Reading Online Novel

Sunburn(33)



The weather, yes. He walked on damp feet to the bedroom and sat down bare-ass on the bed. It was a February dusk, the windows were wide open, and he was about to pull on a winter evening outfit of khaki shorts and a polo shirt, a cotton sweater just in case. He could not resist a quick thought of all those heads-up, savvy folks freezing their ambitious butts off in New York; in the rosy glow of picturing their hunched shoulders and chapped lips, of remembering how much a tweed jacket and woolen topcoat weighed, he could recall with serenity the goads he used to hear. He wasn't very suave at cocktail parties. Well, that was true; while smoother colleagues schmoozed their way to positions at the Times, the Voice, the glossy magazines, he hung back, wasted evenings on people he already knew. He was a washout at the high art of the query letter, not even a contender in the race for fellowships. Maybe most blameworthy of all, he'd had a no-respect job as editor of a neighborhood weekly, a dreary little rag kept afloat by ads for yoga classes and tap-dance lessons, and he'd stuck with it. Why change? The truth was, he didn't believe one job was much different from another.

This was heresy, of course, and could not go unpunished. His punishment? Condemned to live in a funky four-room cottage in paradise.

And to live there alone, but that was another story.

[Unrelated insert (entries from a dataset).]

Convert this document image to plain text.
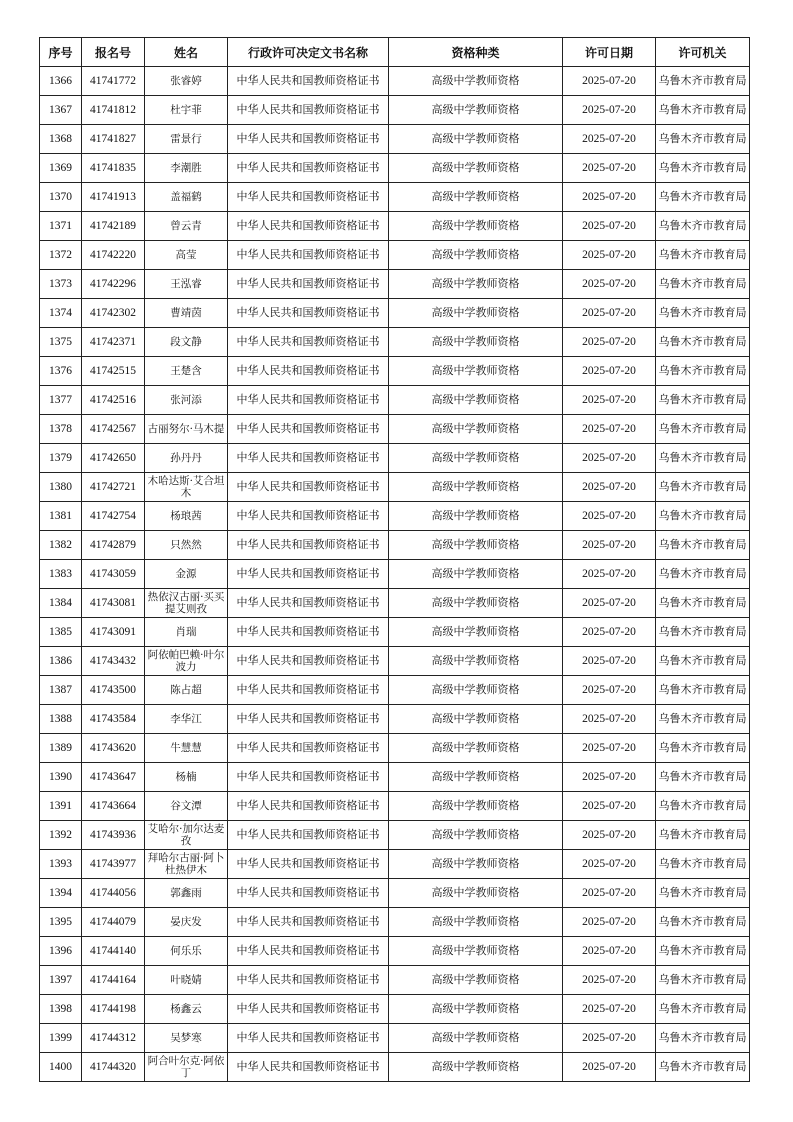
序号	报名号	姓名	行政许可决定文书名称	资格种类	许可日期	许可机关
1366	41741772	张睿婷	中华人民共和国教师资格证书	高级中学教师资格	2025-07-20	乌鲁木齐市教育局
1367	41741812	杜宇菲	中华人民共和国教师资格证书	高级中学教师资格	2025-07-20	乌鲁木齐市教育局
1368	41741827	雷景行	中华人民共和国教师资格证书	高级中学教师资格	2025-07-20	乌鲁木齐市教育局
1369	41741835	李潮胜	中华人民共和国教师资格证书	高级中学教师资格	2025-07-20	乌鲁木齐市教育局
1370	41741913	盖福鹤	中华人民共和国教师资格证书	高级中学教师资格	2025-07-20	乌鲁木齐市教育局
1371	41742189	曾云青	中华人民共和国教师资格证书	高级中学教师资格	2025-07-20	乌鲁木齐市教育局
1372	41742220	高莹	中华人民共和国教师资格证书	高级中学教师资格	2025-07-20	乌鲁木齐市教育局
1373	41742296	王泓睿	中华人民共和国教师资格证书	高级中学教师资格	2025-07-20	乌鲁木齐市教育局
1374	41742302	曹靖茵	中华人民共和国教师资格证书	高级中学教师资格	2025-07-20	乌鲁木齐市教育局
1375	41742371	段文静	中华人民共和国教师资格证书	高级中学教师资格	2025-07-20	乌鲁木齐市教育局
1376	41742515	王楚含	中华人民共和国教师资格证书	高级中学教师资格	2025-07-20	乌鲁木齐市教育局
1377	41742516	张河添	中华人民共和国教师资格证书	高级中学教师资格	2025-07-20	乌鲁木齐市教育局
1378	41742567	古丽努尔·马木提	中华人民共和国教师资格证书	高级中学教师资格	2025-07-20	乌鲁木齐市教育局
1379	41742650	孙丹丹	中华人民共和国教师资格证书	高级中学教师资格	2025-07-20	乌鲁木齐市教育局
1380	41742721	木哈达斯·艾合坦木	中华人民共和国教师资格证书	高级中学教师资格	2025-07-20	乌鲁木齐市教育局
1381	41742754	杨琅茜	中华人民共和国教师资格证书	高级中学教师资格	2025-07-20	乌鲁木齐市教育局
1382	41742879	只然然	中华人民共和国教师资格证书	高级中学教师资格	2025-07-20	乌鲁木齐市教育局
1383	41743059	金源	中华人民共和国教师资格证书	高级中学教师资格	2025-07-20	乌鲁木齐市教育局
1384	41743081	热依汉古丽·买买提艾则孜	中华人民共和国教师资格证书	高级中学教师资格	2025-07-20	乌鲁木齐市教育局
1385	41743091	肖瑞	中华人民共和国教师资格证书	高级中学教师资格	2025-07-20	乌鲁木齐市教育局
1386	41743432	阿依帕巴赖·叶尔波力	中华人民共和国教师资格证书	高级中学教师资格	2025-07-20	乌鲁木齐市教育局
1387	41743500	陈占超	中华人民共和国教师资格证书	高级中学教师资格	2025-07-20	乌鲁木齐市教育局
1388	41743584	李华江	中华人民共和国教师资格证书	高级中学教师资格	2025-07-20	乌鲁木齐市教育局
1389	41743620	牛慧慧	中华人民共和国教师资格证书	高级中学教师资格	2025-07-20	乌鲁木齐市教育局
1390	41743647	杨楠	中华人民共和国教师资格证书	高级中学教师资格	2025-07-20	乌鲁木齐市教育局
1391	41743664	谷文潭	中华人民共和国教师资格证书	高级中学教师资格	2025-07-20	乌鲁木齐市教育局
1392	41743936	艾哈尔·加尔达麦孜	中华人民共和国教师资格证书	高级中学教师资格	2025-07-20	乌鲁木齐市教育局
1393	41743977	拜哈尔古丽·阿卜杜热伊木	中华人民共和国教师资格证书	高级中学教师资格	2025-07-20	乌鲁木齐市教育局
1394	41744056	郭鑫雨	中华人民共和国教师资格证书	高级中学教师资格	2025-07-20	乌鲁木齐市教育局
1395	41744079	晏庆发	中华人民共和国教师资格证书	高级中学教师资格	2025-07-20	乌鲁木齐市教育局
1396	41744140	何乐乐	中华人民共和国教师资格证书	高级中学教师资格	2025-07-20	乌鲁木齐市教育局
1397	41744164	叶晓婧	中华人民共和国教师资格证书	高级中学教师资格	2025-07-20	乌鲁木齐市教育局
1398	41744198	杨鑫云	中华人民共和国教师资格证书	高级中学教师资格	2025-07-20	乌鲁木齐市教育局
1399	41744312	吴梦寒	中华人民共和国教师资格证书	高级中学教师资格	2025-07-20	乌鲁木齐市教育局
1400	41744320	阿合叶尔克·阿依丁	中华人民共和国教师资格证书	高级中学教师资格	2025-07-20	乌鲁木齐市教育局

Arty tied his sneakers and went to the living room, one corner of which did service as his study. On a rickety table with rusted metal legs stood a small computer, some ill-assorted pads and papers, and a stack of timeworn spiral notebooks, maybe twenty in all, their covers stained with coffee and liquor, their pages fattened up with dampness. In these notebooks were almost two decades' worth of floundering, false starts, dumb ideas, proof positive of just how much Arty Magnus didn't want success. Sketches, epigrams, first paragraphs of essays, vague outlines of eccentric novels. . . . Then there was one notebook off to the side, separate from the others. This one, by God, would be a book: the story of the Godfather, the story of the end of something.

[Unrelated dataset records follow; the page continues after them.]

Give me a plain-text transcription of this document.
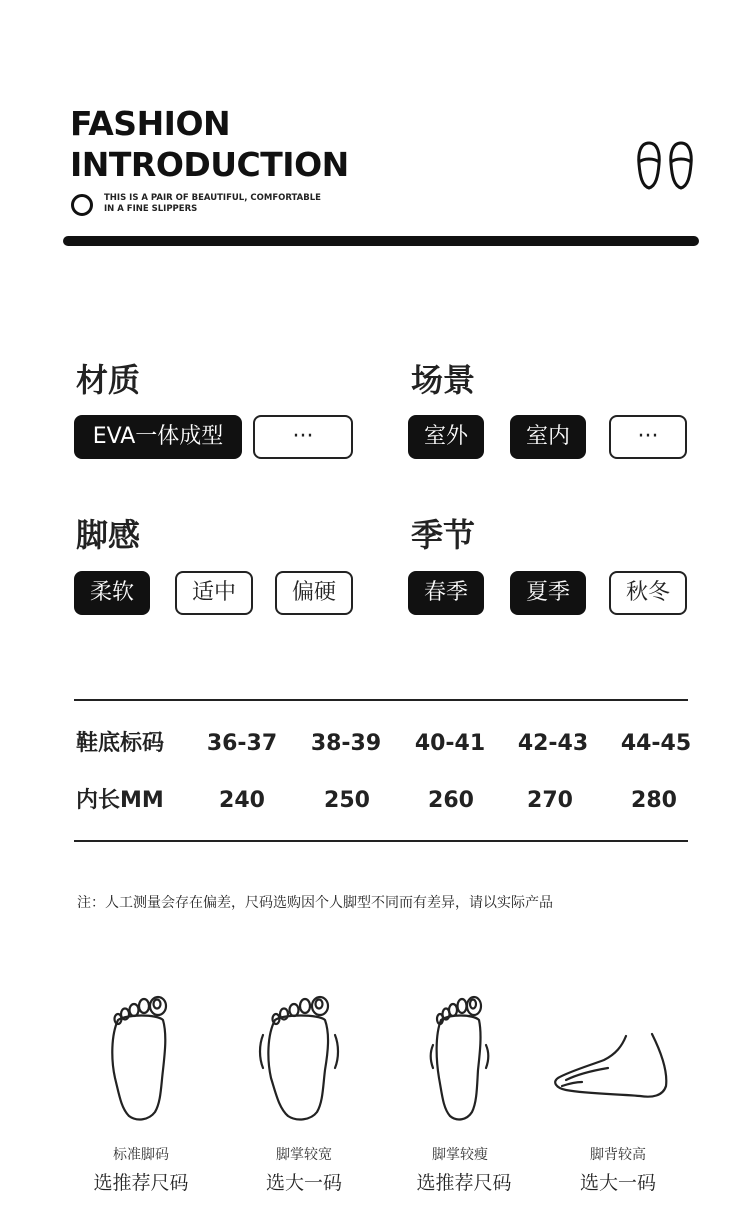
FASHION
INTRODUCTION
THIS IS A PAIR OF BEAUTIFUL, COMFORTABLE
IN A FINE SLIPPERS
材质
EVA一体成型	···
场景
室外	室内	···
脚感
柔软	适中	偏硬
季节
春季	夏季	秋冬
鞋底标码	36-37	38-39	40-41	42-43	44-45
内长MM	240	250	260	270	280
注：人工测量会存在偏差，尺码选购因个人脚型不同而有差异，请以实际产品
标准脚码
选推荐尺码
脚掌较宽
选大一码
脚掌较瘦
选推荐尺码
脚背较高
选大一码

Arty reached for it, made sure his ninety-nine-cent pen was clipped into the spiral binding. Then he walked past the sagging rattan sofa, through the front door with its porous screen, and out into the day's last light. As he climbed onto his old fat-tire bike, the gruff jazz of Vincente's speech was already tapping in his ears, though, as ever, he had no idea what rages and remembrances the old man would talk about tonight.

———

As Arty was bicycling through Key West's quiet streets to his appointment with the Godfather, Gino Delgatto was driving his rented T-Bird up the gross ribbon of Dixie Highway to meet with Charlie Ponte. He barreled past South Miami, snaked his way across Coral Cables, and wound at last through the narrow avenues of Coconut Grove to the boss's headquarters on the waterfront.

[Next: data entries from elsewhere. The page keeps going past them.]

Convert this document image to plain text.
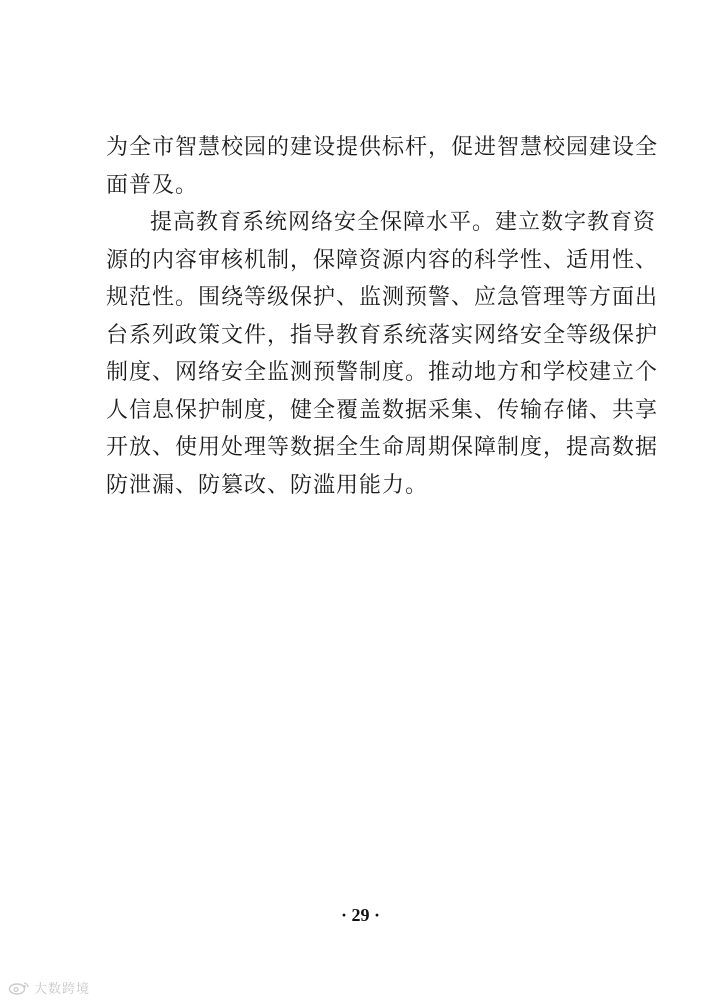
为全市智慧校园的建设提供标杆，促进智慧校园建设全
面普及。
提高教育系统网络安全保障水平。建立数字教育资
源的内容审核机制，保障资源内容的科学性、适用性、
规范性。围绕等级保护、监测预警、应急管理等方面出
台系列政策文件，指导教育系统落实网络安全等级保护
制度、网络安全监测预警制度。推动地方和学校建立个
人信息保护制度，健全覆盖数据采集、传输存储、共享
开放、使用处理等数据全生命周期保障制度，提高数据
防泄漏、防篡改、防滥用能力。
· 29 ·
大数跨境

The headquarters were at the back of a restaurant called Martinelli's, insulated from intruders by a pair of giant bubbling lobster tanks, a dim and gloomy bar, a barn-like dining room full of people wearing bibs, and an enormous kitchen stocked with short Cubans in tall hats.

As on previous visits, Gino announced himself to the maitre d', who then signaled to a broken-nosed bouncer on a stool by the cigarette machine. The bouncer led him past the lobsters, past the people eating lobsters, and through the kitchen where the lobsters were prepared. Beyond the brushed-chrome freezers was a locked door that gave onto an anteroom manned by two thugs. The thugs took charge of the guest, patted him down for weapons, then took him through to the boss's inner sanctum.

This was a big room, but low-ceilinged and almost empty of furniture. Its bare walls threw back a shrill and tinny sound like cheap speakers; dim fluorescent light mixed unpleasantly with a smeared glow that came through very narrow windows of bulletproof glass. Beyond those grudging portals could be seen, distorted, the red and green channel markers of the Intra-coastal. Along the docks, blurry yachts bobbed gently in their slips. A metal door with several locks gave directly onto the catwalk of the wharf, and Ponte's cigarette boat looked like a restless horse tied up right outside.

"So you're back," said the Miami boss as Gino was led in. The fact seemed to cause him no great happiness. He was a small neat man sitting slouched behind a vast and weighty desk. He had dull gray hair combed mostly forward, Caesar-style; his skin was taut and waxy except for pebbled sacs the color of liver beneath his eyes. He wore no shirt, just a silver jacket with a zipper, it was like something race-car drivers wear. "I said I would be," Gino told him. Ponte pressed his hands together, brought them to his mouth, and blew some air between them. He lifted an eyebrow toward one of the thugs, and the thug brought Gino a chair.